1. Field of the Invention
The present invention generally relates to an apparatus and a method for plating an Nd—Fe—B magnet.
2. Description of the Prior Art
New Nd—Fe—B magnets are considered as third generation rare-earth material since 1983. The Nd—Fe—B magnets are materials that have magnetic properties and include a main phase of Nd2Fe14B and a grain boundary phase of rich neodymium. The Nd—Fe—B magnets also have a poor resistance to corrosion. In addition, the magnetic properties of the Nd—Fe—B magnets can be easily affected by temperature fluctuation. Vacuum evaporation plating method can be used to deposit an anti-corrosion film of metal and/or other functional films on the surface of the Nd—Fe—B magnets. The vacuum evaporation plating method is safe, clean, and provides little damages to the Nd—Fe—B magnets.
Currently methods such as multi-arc ion plating, magnetron sputtering, and multi-arc magnetron sputtering are used to deposit the anti-corrosion film and/or other functional films on the surface of the Nd—Fe—B magnets. However, the methods place large limitations on the target source material because the target source material should be a non-magnetic material. In addition, the methods also have a low the target source material utilization rate which can be very costly when used to plate precious metals.
A metal film can be deposited on the surface of the Nd—Fe—B magnet using the vacuum evaporation plating method. During the vacuum evaporation plating, the utilization rate of the target source material is higher than multi-arc ion plating, magnetron sputtering, and multi-arc magnetron sputtering. However, for target source materials that have high melting points, high temperatures in the vacuum chamber during the vacuum evaporation plating can cause the magnetic materials in the Nd—Fe—B magnets to deteriorate thereby reduces the magnetic properties for the Nd—Fe—B magnets.
Such an apparatus is disclosed in Published Korean Patent Application KR100701267 B1 which discloses a pulse arc generating apparatus. The apparatus includes a furnace defining a vacuum chamber. An anode being elongated is disposed in the vacuum chamber of the furnace. A cathode being elongated is disposed in the vacuum chamber of the furnace and spaced from the anode for plating an Nd—Fe—B magnet. At least one target source holder is disposed in the vacuum chamber, supporting the anode and the cathode in parallel and spaced relationship to one another, and between and spaced apart from the cathode and the anode for receiving a target source material to coat the Nd—Fe—B magnet. A power source is electrically connected to the cathode and the anode for cleaning and vaporizing the target source material and to plate the target source material onto the Nd—Fe—B magnet.

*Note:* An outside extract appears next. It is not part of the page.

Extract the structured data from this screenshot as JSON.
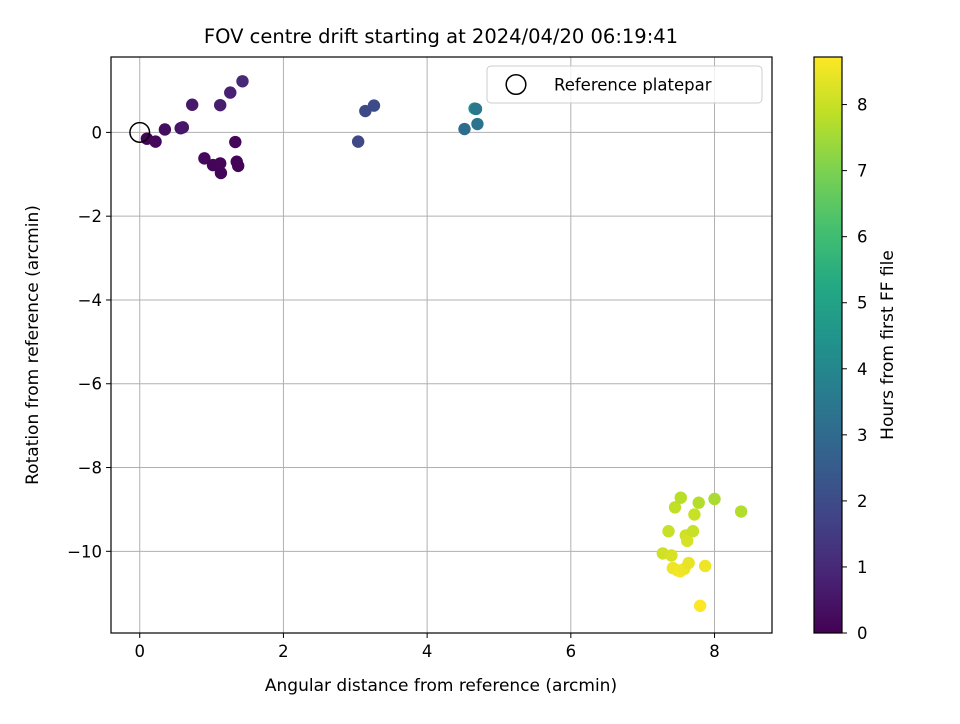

Such a method is disclosed in Published Chinese Patent CN 100582290C. The method includes a step of removing grease from an Nd—Fe—B magnet to produce a purified Nd—Fe—B magnet. The next step of the method is disposing a target source material of metal on at least one target source holder and disposing the purified Nd—Fe—B magnet on a cathode in a vacuum chamber of a furnace opposite of the least one target source holder. After disposing the target source material on the at least one target source holder and the purified Nd—Fe—B magnet on the cathode, the target source material of metal is deposited on the purified Nd—Fe—B magnet to produce a coated Nd—Fe—B magnet.